The supplemental movies showing Myo10 dynamics in CAD cells are in QuickTime format. If the QuickTime player is not installed on your computer it can be downloaded free of charge (http://www.apple.com/quicktime/) and used on either PC or Macintosh platforms. Each image is time-stamped to indicate the time (minutes:seconds) at which it was acquired. Movements are most clearly seen by setting the QuickTime viewer to loop the movies and it may be helpful to double the screen size. Movies can also be played frame-by-frame using the computer keyboard’s arrow keys. Notice also that movies were scaled using the Metamorph autoscale function and that the ~20-fold compression of the original Metamorph files into QuickTime format leads to some loss of image quality.
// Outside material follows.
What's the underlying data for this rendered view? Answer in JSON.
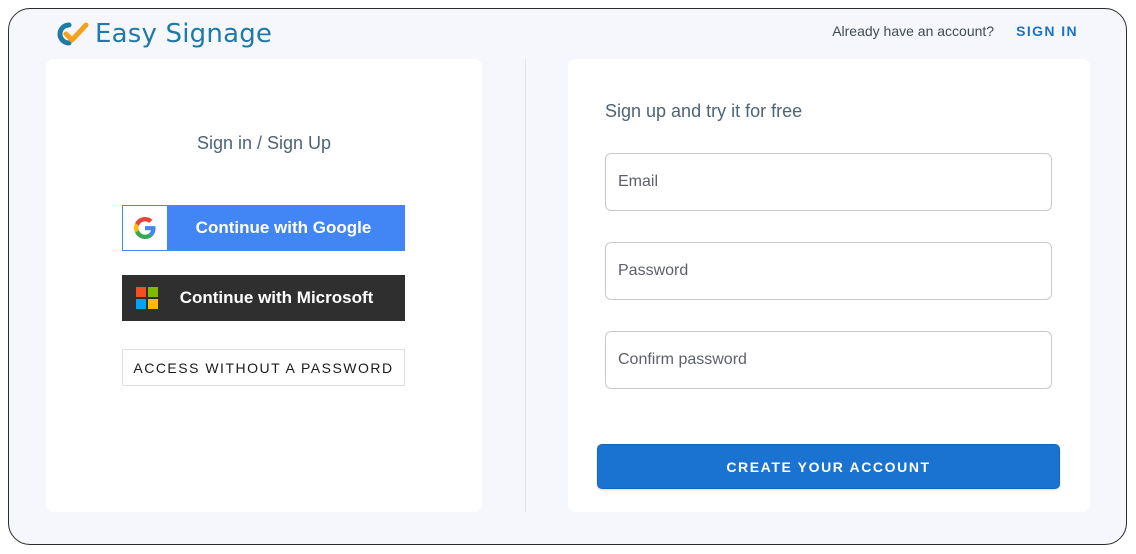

Movie 1. HMM-Myo10 can undergo rearward flow along filopodial rootlets and move deep into the lamellipodium. This movie shows undifferentiated CAD cells transfected with the GFP-HMM-Myo10 construct (consisting of head, neck, and coiled coil; green) and CFP-actin (red). Note that the GFP-Myo10 at the tips of filopodia along the leading edge can undergo lateral movements that lead to fusion of the puncta. Fusion events are sometimes followed by rearward movement. Puncta of GFP-Myo10 can also be observed at the tips of filopodia in the region where the two cells contact one another.
Movie 2. Headless Myo10 does not localize to filopodial tips, move laterally along the leading edge, or undergo intrafilopodial motility. This movie shows an undifferentiated CAD cell transfected with headless GFP-Myo10 (green) and CFP-actin (red) and shows the relatively diffuse localization observed with headless Myo10.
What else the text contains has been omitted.